- The paper presents FINSABER, a backtesting framework that evaluates LLM-based strategies and reveals overstated performance due to survivorship and data-snooping biases.
- It uses a modular approach integrating rule-based, machine learning, deep learning, and reinforcement learning methods to assess both timing and selection strategies.
- Experimental results show traditional risk-aware approaches outperform LLM methods across diverse market regimes, challenging the assumed superiority of complex models.
Introduction
LLMs appear promising for financial decision-making and investment strategy design, particularly in generating buy, hold, or sell trading actions based on financial data and sentiment analysis. However, the narrow evaluation timeframes used in recent studies may give an overly optimistic view of their effectiveness. This paper presents FINSABER, a robust backtesting framework designed to evaluate the efficacy of LLM-based timing strategies across an extensive evaluation period and a broader symbol universe. It reveals that the perceived advantages of LLMs are often overstated due to survivorship and data-snooping biases.
Framework and Methodology
FINSABER Framework
FINSABER (Financial INvestment Strategy Assessment with Bias mitigation, Expanded time, and Range of symbols) addresses several evaluation biases associated with LLM-based investing research. It incorporates a three-module structure: multi-source data ingestion, a modular strategies base, and a bias-aware two-step backtesting pipeline.
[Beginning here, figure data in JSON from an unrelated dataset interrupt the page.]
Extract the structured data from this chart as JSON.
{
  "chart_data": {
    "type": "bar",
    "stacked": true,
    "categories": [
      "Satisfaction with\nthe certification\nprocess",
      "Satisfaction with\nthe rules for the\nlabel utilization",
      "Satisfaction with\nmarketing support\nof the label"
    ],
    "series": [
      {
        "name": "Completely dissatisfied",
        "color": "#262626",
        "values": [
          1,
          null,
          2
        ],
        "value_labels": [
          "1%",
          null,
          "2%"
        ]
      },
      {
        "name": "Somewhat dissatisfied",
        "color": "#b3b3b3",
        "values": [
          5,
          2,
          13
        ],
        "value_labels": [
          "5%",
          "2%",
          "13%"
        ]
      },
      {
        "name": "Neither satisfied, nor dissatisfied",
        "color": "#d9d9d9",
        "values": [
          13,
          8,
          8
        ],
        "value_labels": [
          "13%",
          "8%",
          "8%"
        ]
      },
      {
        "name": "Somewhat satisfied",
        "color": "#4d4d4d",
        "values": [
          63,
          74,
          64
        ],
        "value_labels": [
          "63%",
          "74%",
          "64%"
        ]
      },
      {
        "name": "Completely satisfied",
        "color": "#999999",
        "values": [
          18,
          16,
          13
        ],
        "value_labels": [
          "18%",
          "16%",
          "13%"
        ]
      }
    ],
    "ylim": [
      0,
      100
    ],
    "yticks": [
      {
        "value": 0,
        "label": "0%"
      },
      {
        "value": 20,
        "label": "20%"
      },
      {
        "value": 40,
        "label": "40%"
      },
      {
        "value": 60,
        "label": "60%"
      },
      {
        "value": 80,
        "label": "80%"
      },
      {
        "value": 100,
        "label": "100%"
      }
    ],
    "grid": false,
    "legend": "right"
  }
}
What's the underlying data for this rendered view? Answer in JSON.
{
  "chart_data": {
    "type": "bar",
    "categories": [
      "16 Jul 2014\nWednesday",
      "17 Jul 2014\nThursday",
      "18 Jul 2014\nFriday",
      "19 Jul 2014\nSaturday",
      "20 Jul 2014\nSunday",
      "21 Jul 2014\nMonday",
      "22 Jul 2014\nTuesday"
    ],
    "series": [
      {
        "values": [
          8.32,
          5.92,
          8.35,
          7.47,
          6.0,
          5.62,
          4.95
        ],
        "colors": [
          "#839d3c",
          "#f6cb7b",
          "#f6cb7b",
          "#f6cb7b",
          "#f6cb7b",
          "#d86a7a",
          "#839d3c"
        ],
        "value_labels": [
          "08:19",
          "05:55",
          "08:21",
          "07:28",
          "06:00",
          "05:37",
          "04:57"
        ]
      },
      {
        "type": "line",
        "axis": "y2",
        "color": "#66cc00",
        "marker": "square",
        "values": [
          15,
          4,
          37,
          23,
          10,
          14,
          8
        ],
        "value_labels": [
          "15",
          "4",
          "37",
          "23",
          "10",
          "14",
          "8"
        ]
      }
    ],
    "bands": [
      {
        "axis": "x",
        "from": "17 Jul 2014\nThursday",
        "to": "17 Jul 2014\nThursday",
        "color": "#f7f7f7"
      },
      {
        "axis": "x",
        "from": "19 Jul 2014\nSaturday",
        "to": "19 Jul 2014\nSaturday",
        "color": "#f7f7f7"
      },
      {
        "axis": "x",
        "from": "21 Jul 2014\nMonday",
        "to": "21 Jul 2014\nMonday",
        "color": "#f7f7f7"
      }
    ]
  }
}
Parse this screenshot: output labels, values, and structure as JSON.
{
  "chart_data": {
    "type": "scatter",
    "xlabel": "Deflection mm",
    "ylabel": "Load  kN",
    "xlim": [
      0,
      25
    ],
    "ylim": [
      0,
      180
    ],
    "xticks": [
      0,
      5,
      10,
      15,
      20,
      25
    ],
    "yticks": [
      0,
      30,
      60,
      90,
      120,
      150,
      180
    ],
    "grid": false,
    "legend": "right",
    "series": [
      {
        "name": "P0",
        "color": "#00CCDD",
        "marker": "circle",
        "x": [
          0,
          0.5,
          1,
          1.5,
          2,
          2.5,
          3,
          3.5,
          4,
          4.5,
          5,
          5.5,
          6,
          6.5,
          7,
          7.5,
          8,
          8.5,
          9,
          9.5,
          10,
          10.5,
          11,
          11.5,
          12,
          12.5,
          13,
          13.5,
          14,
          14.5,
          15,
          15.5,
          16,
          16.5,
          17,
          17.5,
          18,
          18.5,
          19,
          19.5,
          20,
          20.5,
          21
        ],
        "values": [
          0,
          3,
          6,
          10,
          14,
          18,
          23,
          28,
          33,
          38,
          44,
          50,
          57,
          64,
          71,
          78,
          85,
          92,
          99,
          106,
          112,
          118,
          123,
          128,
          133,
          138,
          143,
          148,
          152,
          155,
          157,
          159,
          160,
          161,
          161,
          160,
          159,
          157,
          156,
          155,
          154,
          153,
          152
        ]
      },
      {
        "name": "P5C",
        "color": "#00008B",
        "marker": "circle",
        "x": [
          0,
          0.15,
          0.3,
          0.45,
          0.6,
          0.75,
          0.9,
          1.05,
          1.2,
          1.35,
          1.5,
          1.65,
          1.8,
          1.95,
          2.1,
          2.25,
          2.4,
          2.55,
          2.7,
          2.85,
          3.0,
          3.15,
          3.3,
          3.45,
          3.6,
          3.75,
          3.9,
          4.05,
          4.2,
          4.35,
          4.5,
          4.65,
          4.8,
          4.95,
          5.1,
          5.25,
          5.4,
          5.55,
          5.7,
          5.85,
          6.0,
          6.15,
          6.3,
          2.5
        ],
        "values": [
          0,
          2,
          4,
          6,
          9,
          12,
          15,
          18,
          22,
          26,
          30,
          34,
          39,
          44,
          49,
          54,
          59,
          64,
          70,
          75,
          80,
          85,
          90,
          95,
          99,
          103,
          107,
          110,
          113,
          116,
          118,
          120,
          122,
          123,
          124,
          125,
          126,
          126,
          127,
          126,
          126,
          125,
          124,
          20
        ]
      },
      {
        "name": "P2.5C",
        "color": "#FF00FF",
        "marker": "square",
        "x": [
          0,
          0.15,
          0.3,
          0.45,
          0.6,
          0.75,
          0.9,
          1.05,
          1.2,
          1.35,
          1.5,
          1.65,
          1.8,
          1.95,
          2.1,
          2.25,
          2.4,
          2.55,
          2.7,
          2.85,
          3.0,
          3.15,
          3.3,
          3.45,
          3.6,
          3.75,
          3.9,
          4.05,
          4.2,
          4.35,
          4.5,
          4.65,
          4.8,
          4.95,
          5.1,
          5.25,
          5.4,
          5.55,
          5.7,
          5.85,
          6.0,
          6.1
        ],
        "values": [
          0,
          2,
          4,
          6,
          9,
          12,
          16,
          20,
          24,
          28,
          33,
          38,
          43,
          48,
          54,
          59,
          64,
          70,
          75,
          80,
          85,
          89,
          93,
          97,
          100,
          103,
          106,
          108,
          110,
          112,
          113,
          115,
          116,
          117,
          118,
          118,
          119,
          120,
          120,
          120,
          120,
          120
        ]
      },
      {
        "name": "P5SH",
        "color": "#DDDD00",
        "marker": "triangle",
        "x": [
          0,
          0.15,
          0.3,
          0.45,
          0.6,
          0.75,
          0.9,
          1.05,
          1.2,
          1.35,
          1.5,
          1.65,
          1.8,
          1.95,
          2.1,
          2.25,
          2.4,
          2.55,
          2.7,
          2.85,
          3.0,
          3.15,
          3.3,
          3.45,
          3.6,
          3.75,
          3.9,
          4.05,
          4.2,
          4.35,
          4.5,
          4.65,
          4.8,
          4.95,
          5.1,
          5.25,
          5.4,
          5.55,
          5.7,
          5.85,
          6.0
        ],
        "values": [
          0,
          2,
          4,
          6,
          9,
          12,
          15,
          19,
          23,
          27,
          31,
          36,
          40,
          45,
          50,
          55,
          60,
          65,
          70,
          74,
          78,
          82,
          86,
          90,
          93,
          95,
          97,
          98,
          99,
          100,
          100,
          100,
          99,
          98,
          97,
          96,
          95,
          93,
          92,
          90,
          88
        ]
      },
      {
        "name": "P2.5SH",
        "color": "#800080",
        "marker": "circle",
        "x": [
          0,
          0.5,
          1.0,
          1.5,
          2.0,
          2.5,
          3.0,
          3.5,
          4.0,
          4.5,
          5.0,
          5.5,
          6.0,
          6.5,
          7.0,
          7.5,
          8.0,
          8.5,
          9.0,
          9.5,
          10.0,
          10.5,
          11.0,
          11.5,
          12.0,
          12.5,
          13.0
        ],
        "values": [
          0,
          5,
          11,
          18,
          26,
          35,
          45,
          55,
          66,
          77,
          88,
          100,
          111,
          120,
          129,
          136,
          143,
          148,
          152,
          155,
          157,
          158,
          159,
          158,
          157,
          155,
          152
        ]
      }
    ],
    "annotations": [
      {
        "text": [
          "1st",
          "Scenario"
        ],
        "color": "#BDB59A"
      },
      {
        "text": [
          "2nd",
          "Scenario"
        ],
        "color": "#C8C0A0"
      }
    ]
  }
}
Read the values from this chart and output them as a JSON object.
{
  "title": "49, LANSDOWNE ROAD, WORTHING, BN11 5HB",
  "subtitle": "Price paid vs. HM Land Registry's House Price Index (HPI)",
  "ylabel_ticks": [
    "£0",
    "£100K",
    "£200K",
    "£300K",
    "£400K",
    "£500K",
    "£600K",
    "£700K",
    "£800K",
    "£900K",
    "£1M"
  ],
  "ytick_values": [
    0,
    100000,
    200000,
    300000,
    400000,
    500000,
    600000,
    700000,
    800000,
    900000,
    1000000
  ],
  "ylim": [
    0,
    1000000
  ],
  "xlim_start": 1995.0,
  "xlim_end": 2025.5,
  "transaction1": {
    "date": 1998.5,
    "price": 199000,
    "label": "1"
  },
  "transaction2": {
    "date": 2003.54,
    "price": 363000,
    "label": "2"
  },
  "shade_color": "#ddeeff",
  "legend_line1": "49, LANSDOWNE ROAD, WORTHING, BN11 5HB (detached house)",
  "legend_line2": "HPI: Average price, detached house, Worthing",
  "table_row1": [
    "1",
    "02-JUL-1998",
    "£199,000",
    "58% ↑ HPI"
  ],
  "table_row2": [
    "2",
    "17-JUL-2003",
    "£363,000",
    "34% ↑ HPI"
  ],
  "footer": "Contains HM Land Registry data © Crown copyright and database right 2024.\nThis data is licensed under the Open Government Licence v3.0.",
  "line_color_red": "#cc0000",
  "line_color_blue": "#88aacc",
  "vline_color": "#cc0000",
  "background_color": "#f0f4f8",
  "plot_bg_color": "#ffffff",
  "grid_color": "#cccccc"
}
Figure 1: Overview of the FINSABER Backtest Framework. The central pipeline illustrates the backtesting process. The framework includes a Strategies Base Module (green), which covers both selection-based and timing-based strategies, and a Multi-source Data Module (yellow), integrating diverse financial data inputs.
Strategies Module
The framework accommodates both timing and selection-based strategies, integrating conventional rule-based, ML, deep learning (DL), and reinforcement learning (RL) methodologies. This modularity ensures comprehensive evaluation against various benchmarks, facilitating the adoption of custom strategies within the system.
Experimental Results
Selective Evaluation
Initially, we replicated typical selective scenario setups that showcased LLM strategy effectiveness on select symbols like TSLA and MSFT, revealing instabilities when extending evaluation periods. While LLM investors displayed certain strengths in narrow windows, they generally fell short under more rigorous assessments.
Broad and Long-term Evaluation
By utilizing the Composite setup, where the strategy selection incorporates a varied, bias-aware stock universe, the study reveals that LLM-based methods consistently fail to sustain alpha generation across prolonged periods. Traditional methodologies, often considered obsolete, consistently outperformed LLM strategies in both return and risk-adjusted metrics.
Figure 2: Average Sharpe ratio by regime for all benchmarking strategies. {Green = strong}}
Market Regime Analysis
The analysis segmented market conditions into bull, bear, and sideways regimes, highlighting that LLM strategies are prone to excessive conservatism during bull markets and inadequately controlled aggression during downturns, undermining their practicality across cycles.
Strategy Implications
The findings suggest two main focal points for future improvements: enhancing the trend detection capabilities of LLM strategies to match or surpass passive drifts during favorable market conditions, and embedding sensitivity to market regimes within their decision-making frameworks to improve risk management.
Conclusion
FINSABER offers a comprehensive framework for evaluating LLM-based financial strategies, illuminating consistent shortfalls in existing LLM approaches when scrutinized in broad, unbiased contexts. The inability of current large-scale LLMs to outperform simpler, risk-aware methodologies challenges the notion that model complexity correlates with practical investing competence. This study advocates for a strategic shift towards developing domain-aware, adaptive LLM-based financial strategies robust to diverse market environments. Future research should focus on financially efficient models to reduce the high computational costs associated with current large-scale LLM implementations.